Paylaş
Mersin Limanı'nın 12 numaralı rıhtımına bağlanmış duruyor. İskele baş bodoslamasına ‘‘İşbu tekne ünlü Nusret'tir’’ anlamına bir şeyler yazılmış; ama, öyle olduğuna bin şahit ister. Aslı kasarasızken, başa ve kıça kasara çıkmışlar. Artık balta başlı da değil; baş bodoslaması üstten biraz ileriye uzatılmış. Belli ki, demir ırgatını öne alıp ambarları büyütmek amacıyla böyle düşünülmüş. Ama, ırgatın üzerindeki Alman markası hálá duruyor: Liefen marka.
Kısacası, yüzlerce kosterden birine benzetmek için ‘‘benzetilmiş’’.
Dokuz yıl deniz dibinde kaldığından her şeyi paslı, çürük. Yine de yüzüyor.
Oysa, yüzlerce kilometre ötede, Çanakkale'nin Çimenlik Kale'sindeki mayın depolarına konan bire bir sac maketi sapasağlam. Beton kaide üstüne su kesimi hizasından oturtulduğu için, uzaktan bakınca yüzermiş gibi görünebilir de.
Şimdi, hangisi gerçek Nusret?
Fransızlar'ın Bouvet'si başta olmak üzere, İngilizler'in dehşetengiz Inflexible, Irresistible ve Ocean zırhlılarını batıran ya da yaralayıp karaya oturtan geminin hikáyesi uzun: Bernd Langensiepen'le Ahmet Güleryüz'ün İngilizce yayınladıkları ‘‘Osmanlı'nın Buharlı Bahriyesi’’ adlı harika kitaptaki kayıtlara göre, 1926-27'de Gölcük'te tadilat görmüş, 1937'de dalgıç gemisine dönüştürülüp ‘‘Yardım’’ adını almış, 1955'te hizmet dışı edilip müze yapılsın diye Gölcük'e bağlanmış, nedense 1962'de satılıp motorlu yük gemisi ‘‘Kaptan Nusret’’ olmuş, epey sahip değiştirdikten sonra, 1989'da hatalı yükleme yüzünden Mersin limanında batmış.
Kimliğini izlemek öylesine güç ki, artık ‘‘Bu gemi, o değil’’ diyenler bile var.

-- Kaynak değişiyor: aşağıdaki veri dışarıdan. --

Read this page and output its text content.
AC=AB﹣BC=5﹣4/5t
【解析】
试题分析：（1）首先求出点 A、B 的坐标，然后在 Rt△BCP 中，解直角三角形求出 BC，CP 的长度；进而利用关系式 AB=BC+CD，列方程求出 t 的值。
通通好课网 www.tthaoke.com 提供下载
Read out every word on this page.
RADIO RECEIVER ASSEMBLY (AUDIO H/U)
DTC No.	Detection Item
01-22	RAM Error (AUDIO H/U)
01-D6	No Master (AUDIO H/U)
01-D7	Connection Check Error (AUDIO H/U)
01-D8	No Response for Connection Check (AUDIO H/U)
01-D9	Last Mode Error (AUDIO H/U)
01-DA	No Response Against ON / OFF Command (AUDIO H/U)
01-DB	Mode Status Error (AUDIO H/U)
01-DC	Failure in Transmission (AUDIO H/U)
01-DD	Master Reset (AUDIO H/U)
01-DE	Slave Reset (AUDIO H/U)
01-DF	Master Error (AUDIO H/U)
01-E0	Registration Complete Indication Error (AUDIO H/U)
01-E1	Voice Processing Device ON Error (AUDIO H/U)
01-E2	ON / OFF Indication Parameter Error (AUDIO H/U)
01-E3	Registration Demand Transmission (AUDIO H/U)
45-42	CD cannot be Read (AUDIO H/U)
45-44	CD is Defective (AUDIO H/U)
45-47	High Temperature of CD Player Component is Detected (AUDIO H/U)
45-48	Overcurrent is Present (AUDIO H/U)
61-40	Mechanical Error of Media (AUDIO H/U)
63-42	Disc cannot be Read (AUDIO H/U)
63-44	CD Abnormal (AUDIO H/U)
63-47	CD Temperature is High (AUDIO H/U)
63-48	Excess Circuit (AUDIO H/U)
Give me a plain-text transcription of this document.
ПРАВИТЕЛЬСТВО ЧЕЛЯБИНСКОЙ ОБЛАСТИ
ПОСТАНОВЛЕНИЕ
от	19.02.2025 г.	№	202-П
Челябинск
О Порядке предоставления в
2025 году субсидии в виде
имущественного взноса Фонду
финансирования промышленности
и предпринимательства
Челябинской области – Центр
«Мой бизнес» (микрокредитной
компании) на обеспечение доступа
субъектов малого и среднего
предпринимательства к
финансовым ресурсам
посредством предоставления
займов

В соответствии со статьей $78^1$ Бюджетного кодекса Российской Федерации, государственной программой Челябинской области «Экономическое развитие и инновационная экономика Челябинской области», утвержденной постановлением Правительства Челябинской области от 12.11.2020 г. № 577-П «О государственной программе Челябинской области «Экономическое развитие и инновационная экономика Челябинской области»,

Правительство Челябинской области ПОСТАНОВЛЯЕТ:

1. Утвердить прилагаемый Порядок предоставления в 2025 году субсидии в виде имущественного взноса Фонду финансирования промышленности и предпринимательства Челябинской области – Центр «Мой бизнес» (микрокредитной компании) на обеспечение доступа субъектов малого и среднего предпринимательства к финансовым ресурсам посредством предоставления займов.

Ruhunun Çanakkale'de yaşatıldığı söyleniyor.
Alafranga adıyla ‘‘reenkarnasyon’’ denen ‘‘ruhgöçü’’nün olması için biri ölmeli ki ruhu başkasına gitsin. Mersin'deki gemi ise, kimlik değiştirici bütün estetik(!) ameliyatlarına karşın, ‘‘Ben ölmedim’’ diyor. Battığı zaman bile, ruhu yine onda kalmış olmalı: Kendisini yeniden su yüzüne çıkarttırmış insanlara. Mersin Atatürkçü Düşünce Derneği, İçel Sanat Kulübü, Müteşebbis Esnaf, Sanayici ve İşadamları Derneği bir araya gelip bu işi başarmışlar. Onur Denizcilik Şirketi de mülkiyetinin üçte ikisini Kızılay'a, üçte birini Hastane Vakfı'na devretmiş.
Demek ki, gönüller böyle bir teknenin çürüyüp gitmesine razı değil.
Nusret'i iyiden iyiye canlandırıp yüzer tutmak için bir şeyler yapmak gerek. Örneğin, bir tersaneye çekip ana güverte hizasından sıyırarak Kiel'deki ‘‘Germania’’ firmasının planlarına göre 1915'teki biçimine sokmak, maketteki dümen dolabı, makine telgrafı ve cayro pusulası gibi özgün kalıntıları, yeniden yapılmış kısımlarla birlikte asıl tekneye taşımak ve onu mayın döktüğü koyda dünya tarihini değiştiren bir canlı anıt olarak yaşatmak. Deniz Kuvvetleri, 1979'da bunu düşünmüş, ama ekonomik ve gerçekçi bulmamış.
Ne var ki, ruhlar dünyası zaten gerçekçilik dünyası değildir. Bir bakarsınız, bağışçıların, gemi mühendislerinin ve tersanecilerin himmetiyle Nusret'in ruhu da başka yerlere göçmekten kurtuluvermiş.